Chapter 2 - Getting and Installing R
R, in addition to being tricky to Google, is an open-source and free software package. R can be downloaded easily, and runs on multiple platforms. It’s also simple and fast enough to run on an ordinary laptop. This means you can build models while you’re sitting on your patio enjoying a tasty beverage (which I highly recommend if possible).
The first thing that you’ll notice when you load R is that you start with a blank page. That’s it. Just a blank screen and a cursor that impatiently waits for you to tell it to do something. If you’re anything like me, this is the most terrifying part of computer programming. The number of possibilities is essentially limitless, and you are entirely responsible for everything.
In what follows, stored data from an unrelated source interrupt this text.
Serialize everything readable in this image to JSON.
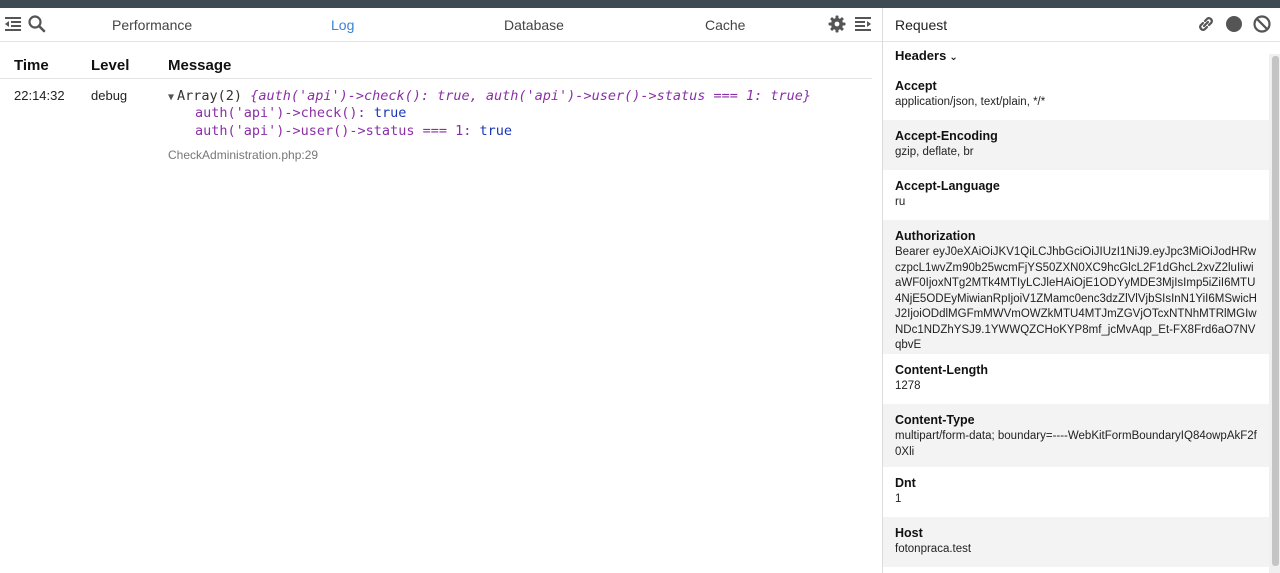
{
  "toolbar": {
    "tabs": [
      {
        "label": "Performance",
        "active": false
      },
      {
        "label": "Log",
        "active": true
      },
      {
        "label": "Database",
        "active": false
      },
      {
        "label": "Cache",
        "active": false
      }
    ],
    "icons": [
      "collapse-panel-icon",
      "search-icon",
      "gear-icon",
      "expand-panel-icon"
    ]
  },
  "log": {
    "columns": [
      "Time",
      "Level",
      "Message"
    ],
    "rows": [
      {
        "time": "22:14:32",
        "level": "debug",
        "array_label": "Array(2)",
        "preview": "{auth('api')->check(): true, auth('api')->user()->status === 1: true}",
        "props": [
          {
            "key": "auth('api')->check():",
            "value": "true"
          },
          {
            "key": "auth('api')->user()->status === 1:",
            "value": "true"
          }
        ],
        "file": "CheckAdministration.php:29"
      }
    ]
  },
  "request": {
    "title": "Request",
    "icons": [
      "link-icon",
      "record-icon",
      "clear-icon"
    ],
    "section": "Headers",
    "headers": [
      {
        "name": "Accept",
        "value": "application/json, text/plain, */*"
      },
      {
        "name": "Accept-Encoding",
        "value": "gzip, deflate, br"
      },
      {
        "name": "Accept-Language",
        "value": "ru"
      },
      {
        "name": "Authorization",
        "value": "Bearer eyJ0eXAiOiJKV1QiLCJhbGciOiJIUzI1NiJ9.eyJpc3MiOiJodHRwczpcL1wvZm90b25wcmFjYS50ZXN0XC9hcGlcL2F1dGhcL2xvZ2luIiwiaWF0IjoxNTg2MTk4MTIyLCJleHAiOjE1ODYyMDE3MjIsImp5iZiI6MTU4NjE5ODEyMiwianRpIjoiV1ZMamc0enc3dzZlVlVjbSIsInN1YiI6MSwicHJ2IjoiODdlMGFmMWVmOWZkMTU4MTJmZGVjOTcxNTNhMTRlMGIwNDc1NDZhYSJ9.1YWWQZCHoKYP8mf_jcMvAqp_Et-FX8Frd6aO7NVqbvE"
      },
      {
        "name": "Content-Length",
        "value": "1278"
      },
      {
        "name": "Content-Type",
        "value": "multipart/form-data; boundary=----WebKitFormBoundaryIQ84owpAkF2f0Xli"
      },
      {
        "name": "Dnt",
        "value": "1"
      },
      {
        "name": "Host",
        "value": "fotonpraca.test"
      }
    ]
  },
  "colors": {
    "accent": "#3b82d6",
    "top_bar": "#3f4b52",
    "preview_text": "#8b2fa8",
    "value_text": "#1c35b8"
  }
}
The flipside of that is that R is an incredibly flexible tool that lets you do all kinds of stuff, which makes it perfect for building models that are similarly flexible and varied. Technically, there is no limit to the type of models you can build with R, as long as you know what you’re doing. R also has a number of built-in functions, as well as sets of predefined programs (called ‘packages’) that can be downloaded from the internet. You can also build your own functions to tell R to do custom things.
If you want to learn how to use R to its full potential, this guide won’t take you very far. Outside of building models and some specific statistical functions, my knowledge of R is pretty rudimentary. There are online courses in R programming, or you can learn the way I did by poring over helpfiles and using trial and error as your teachers. Or you can make friends with someone who knows R. Or you can do something else, I’m not your dad.
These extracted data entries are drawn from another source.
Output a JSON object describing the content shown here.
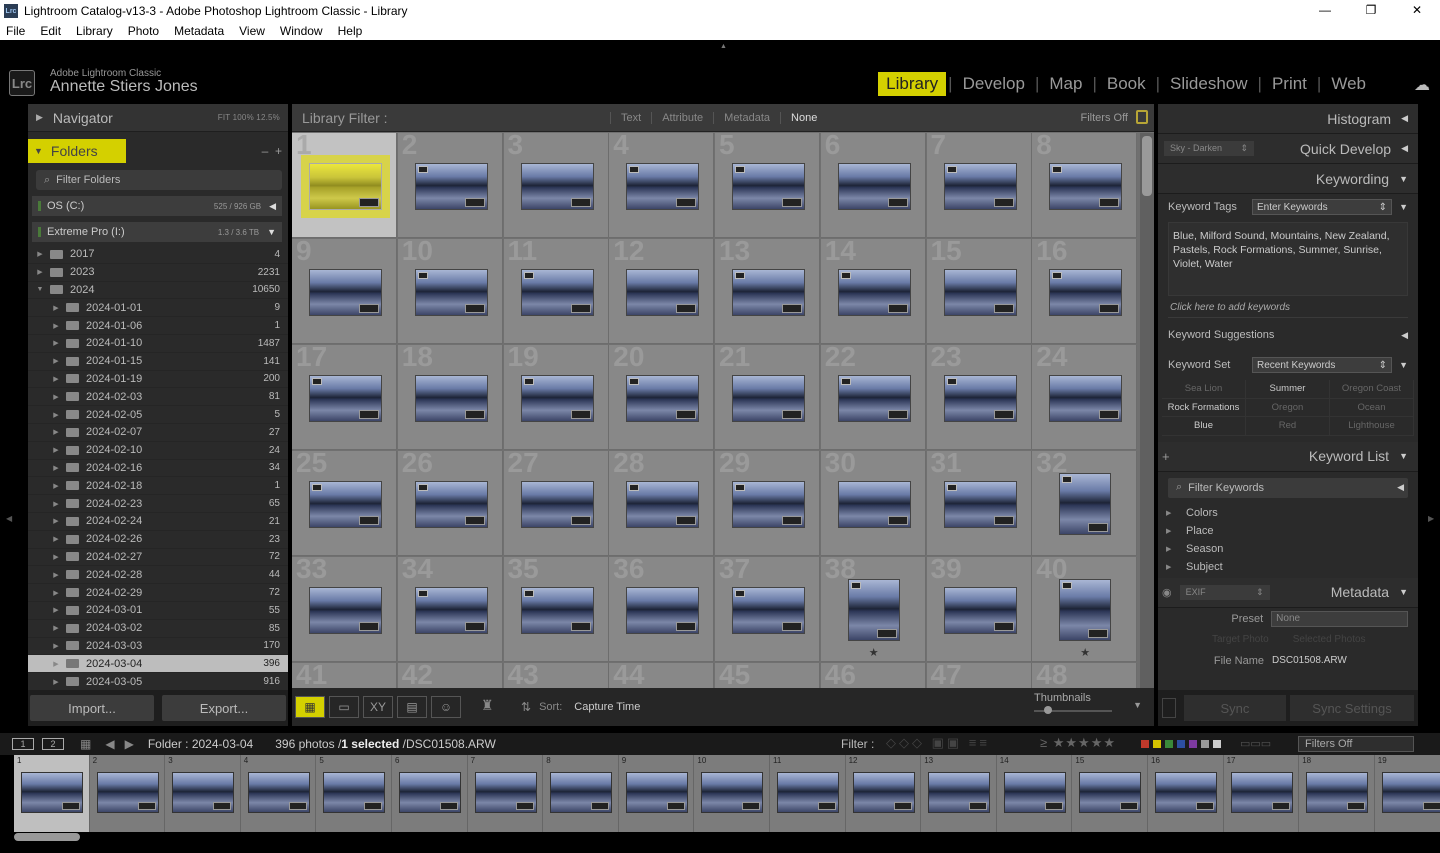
{
  "window": {
    "title": "Lightroom Catalog-v13-3 - Adobe Photoshop Lightroom Classic - Library",
    "icon": "Lrc",
    "controls": [
      "—",
      "❐",
      "✕"
    ]
  },
  "menu": [
    "File",
    "Edit",
    "Library",
    "Photo",
    "Metadata",
    "View",
    "Window",
    "Help"
  ],
  "identity": {
    "logo": "Lrc",
    "product": "Adobe Lightroom Classic",
    "user": "Annette Stiers Jones"
  },
  "modules": [
    "Library",
    "Develop",
    "Map",
    "Book",
    "Slideshow",
    "Print",
    "Web"
  ],
  "active_module": "Library",
  "navigator": {
    "title": "Navigator",
    "zoom": "FIT   100%   12.5%"
  },
  "folders": {
    "title": "Folders",
    "filter_placeholder": "Filter Folders",
    "volumes": [
      {
        "name": "OS (C:)",
        "capacity": "525 / 926 GB"
      },
      {
        "name": "Extreme Pro (I:)",
        "capacity": "1.3 / 3.6 TB"
      }
    ],
    "years": [
      {
        "name": "2017",
        "count": "4"
      },
      {
        "name": "2023",
        "count": "2231"
      },
      {
        "name": "2024",
        "count": "10650"
      }
    ],
    "subfolders": [
      {
        "name": "2024-01-01",
        "count": "9"
      },
      {
        "name": "2024-01-06",
        "count": "1"
      },
      {
        "name": "2024-01-10",
        "count": "1487"
      },
      {
        "name": "2024-01-15",
        "count": "141"
      },
      {
        "name": "2024-01-19",
        "count": "200"
      },
      {
        "name": "2024-02-03",
        "count": "81"
      },
      {
        "name": "2024-02-05",
        "count": "5"
      },
      {
        "name": "2024-02-07",
        "count": "27"
      },
      {
        "name": "2024-02-10",
        "count": "24"
      },
      {
        "name": "2024-02-16",
        "count": "34"
      },
      {
        "name": "2024-02-18",
        "count": "1"
      },
      {
        "name": "2024-02-23",
        "count": "65"
      },
      {
        "name": "2024-02-24",
        "count": "21"
      },
      {
        "name": "2024-02-26",
        "count": "23"
      },
      {
        "name": "2024-02-27",
        "count": "72"
      },
      {
        "name": "2024-02-28",
        "count": "44"
      },
      {
        "name": "2024-02-29",
        "count": "72"
      },
      {
        "name": "2024-03-01",
        "count": "55"
      },
      {
        "name": "2024-03-02",
        "count": "85"
      },
      {
        "name": "2024-03-03",
        "count": "170"
      },
      {
        "name": "2024-03-04",
        "count": "396"
      },
      {
        "name": "2024-03-05",
        "count": "916"
      }
    ],
    "selected": "2024-03-04"
  },
  "left_buttons": {
    "import": "Import...",
    "export": "Export..."
  },
  "library_filter": {
    "title": "Library Filter :",
    "modes": [
      "Text",
      "Attribute",
      "Metadata",
      "None"
    ],
    "active": "None",
    "status": "Filters Off"
  },
  "grid": {
    "columns": 8,
    "cell_numbers": [
      "1",
      "2",
      "3",
      "4",
      "5",
      "6",
      "7",
      "8",
      "9",
      "10",
      "11",
      "12",
      "13",
      "14",
      "15",
      "16",
      "17",
      "18",
      "19",
      "20",
      "21",
      "22",
      "23",
      "24",
      "25",
      "26",
      "27",
      "28",
      "29",
      "30",
      "31",
      "32",
      "33",
      "34",
      "35",
      "36",
      "37",
      "38",
      "39",
      "40",
      "41",
      "42",
      "43",
      "44",
      "45",
      "46",
      "47",
      "48"
    ],
    "portrait_cells": [
      32,
      38,
      40
    ],
    "starred_cells": [
      38,
      40
    ],
    "selected_cell": 1
  },
  "toolbar": {
    "sort_label": "Sort:",
    "sort_value": "Capture Time",
    "thumbnails_label": "Thumbnails"
  },
  "right": {
    "histogram": "Histogram",
    "quick_develop": {
      "title": "Quick Develop",
      "preset": "Sky - Darken"
    },
    "keywording": {
      "title": "Keywording",
      "tags_label": "Keyword Tags",
      "tags_value": "Enter Keywords",
      "keywords": "Blue, Milford Sound, Mountains, New Zealand, Pastels, Rock Formations, Summer, Sunrise, Violet, Water",
      "add_hint": "Click here to add keywords",
      "suggestions": "Keyword Suggestions",
      "set_label": "Keyword Set",
      "set_value": "Recent Keywords",
      "set_items": [
        {
          "label": "Sea Lion",
          "on": false
        },
        {
          "label": "Summer",
          "on": true
        },
        {
          "label": "Oregon Coast",
          "on": false
        },
        {
          "label": "Rock Formations",
          "on": true
        },
        {
          "label": "Oregon",
          "on": false
        },
        {
          "label": "Ocean",
          "on": false
        },
        {
          "label": "Blue",
          "on": true
        },
        {
          "label": "Red",
          "on": false
        },
        {
          "label": "Lighthouse",
          "on": false
        }
      ]
    },
    "keyword_list": {
      "title": "Keyword List",
      "add": "+",
      "filter_placeholder": "Filter Keywords",
      "items": [
        "Colors",
        "Place",
        "Season",
        "Subject"
      ]
    },
    "metadata": {
      "title": "Metadata",
      "view": "EXIF",
      "preset_label": "Preset",
      "preset_value": "None",
      "target_photo": "Target Photo",
      "selected_photos": "Selected Photos",
      "filename_label": "File Name",
      "filename": "DSC01508.ARW"
    },
    "sync": "Sync",
    "sync_settings": "Sync Settings"
  },
  "filmbar": {
    "monitor1": "1",
    "monitor2": "2",
    "folder": "Folder : 2024-03-04",
    "count_prefix": "396 photos /",
    "selected": "1 selected",
    "file": "/DSC01508.ARW",
    "filter_label": "Filter :",
    "filter_value": "Filters Off",
    "label_colors": [
      "#c0392b",
      "#d4c300",
      "#3a8a3a",
      "#2d4fa0",
      "#7d3aa0",
      "#999999",
      "#cccccc"
    ]
  },
  "filmstrip": {
    "numbers": [
      "1",
      "2",
      "3",
      "4",
      "5",
      "6",
      "7",
      "8",
      "9",
      "10",
      "11",
      "12",
      "13",
      "14",
      "15",
      "16",
      "17",
      "18",
      "19"
    ],
    "selected": 1
  }
}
In the following sections, I am going to summarize the features of R that I use when building models: parameters, arrays, random functions, and loops. First, I am going to talk a bit about getting your hands on the software itself.
Getting your hands on R
I don’t recommend using the normal R user interface. It’s frustrating and limited. You can’t cursor scroll, copying/pasting is a nightmare, results and code occupy the same space – it’s a mess. Instead, I am going to point you in the direction of one of two (or both) of the following programs:
Tinn-R: This is a user interface that people who use programs like SAS or STATA should find appealing and intuitive. Write code, scroll through it, copy and paste, all with ease. Submit statements one at a time or as a batch, and the results are produced in the R environment. The biggest downside of Tinn-R is the challenge of getting it to link with the R environment – I usually just copy and paste the code I want. It’s inelegant, but it works.
RStudio: This is the best solution that I know of for the limitations of R. RStudio allows you to code in one part of the screen, submit code through a ‘run’ button and see results in another part, keep track of all of the objects you’ve created in a third part, and displays graphs in a fourth. It’s a handy all-in-one. It also has built-in wizards for importing data, which is very handy.
Both Tinn-R and RStudio are free to download.